As pointed out by Norte, fingerprinting is specifically threatening to the Tor user since data stored while he surfs the Web (through Tor) can be later compared to data taken from the user’s regular browser. This is what the researcher says:
One common problem that tor browser tries to address is user fingerprinting. If a website is able to generate a unique fingerprint that identifies each user that enters the page, then it is possible to track the activity of this user in time, for example, correlate visits of the user during an entire year, knowing that its the same user.

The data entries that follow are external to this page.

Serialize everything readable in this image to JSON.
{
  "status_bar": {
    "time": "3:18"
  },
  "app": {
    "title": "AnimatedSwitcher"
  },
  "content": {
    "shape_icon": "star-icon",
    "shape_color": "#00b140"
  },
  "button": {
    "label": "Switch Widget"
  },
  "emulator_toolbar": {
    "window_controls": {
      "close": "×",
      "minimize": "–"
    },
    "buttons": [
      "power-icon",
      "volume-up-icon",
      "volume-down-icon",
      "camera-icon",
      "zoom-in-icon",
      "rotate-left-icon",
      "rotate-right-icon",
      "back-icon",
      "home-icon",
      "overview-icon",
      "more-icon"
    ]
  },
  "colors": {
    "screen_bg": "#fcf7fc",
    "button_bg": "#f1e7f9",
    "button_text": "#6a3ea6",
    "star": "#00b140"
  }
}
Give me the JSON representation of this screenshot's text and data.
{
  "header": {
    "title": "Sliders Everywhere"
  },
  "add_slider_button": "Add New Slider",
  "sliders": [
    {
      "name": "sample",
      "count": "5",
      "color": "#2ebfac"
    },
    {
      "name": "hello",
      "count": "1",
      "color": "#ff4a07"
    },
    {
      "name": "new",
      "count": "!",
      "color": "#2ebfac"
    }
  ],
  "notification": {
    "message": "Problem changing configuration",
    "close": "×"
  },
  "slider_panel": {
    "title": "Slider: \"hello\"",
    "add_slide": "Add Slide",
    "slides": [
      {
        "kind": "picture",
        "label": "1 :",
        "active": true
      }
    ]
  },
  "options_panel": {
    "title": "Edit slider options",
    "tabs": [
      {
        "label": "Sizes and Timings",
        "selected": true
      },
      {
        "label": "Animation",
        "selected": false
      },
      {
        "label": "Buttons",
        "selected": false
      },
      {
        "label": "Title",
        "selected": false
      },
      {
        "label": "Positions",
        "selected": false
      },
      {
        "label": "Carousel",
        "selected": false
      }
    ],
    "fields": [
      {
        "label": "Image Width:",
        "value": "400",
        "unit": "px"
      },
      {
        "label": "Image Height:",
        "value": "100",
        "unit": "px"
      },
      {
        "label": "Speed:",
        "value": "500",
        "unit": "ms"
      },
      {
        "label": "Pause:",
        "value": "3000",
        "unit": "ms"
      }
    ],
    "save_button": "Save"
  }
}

Or even worse, it could be possible to identify the user if the fingerprint is the same in tor browser and in the normal browser used to browse internet. It is very important for the tor browser to prevent any attempt on fingerprinting the user.
Fortunately, the data typically logged in fingerprinting models is not absolutely reliable. Unfortunately, it still can be used for legal investigation.
How Can Tor Users Be Fingerprinted?
- The mouse speed fingerprinting method
One of the most curious aspects of Norte’s discoveries on the Tor browser’s anonymity concerns mouse movements. In particular, the speed of mouse scrolling through a website via the website wheel. He named it ‘mouse speed fingerprinting’:
Furthermore, fingerprinting becomes more accurate when the user is using a trackpad to navigate through a page.
- The CPU-intensive JS method
With the improved accuracy on time provided by the setInterval inside the WebWorker, it is easy to create a CPU intensive script (or even memory intensive) and measure how long it takes for the user browser to execute it.
Tor or no Tor, fingerprinting users through their browsers turns out to be quite an easy job.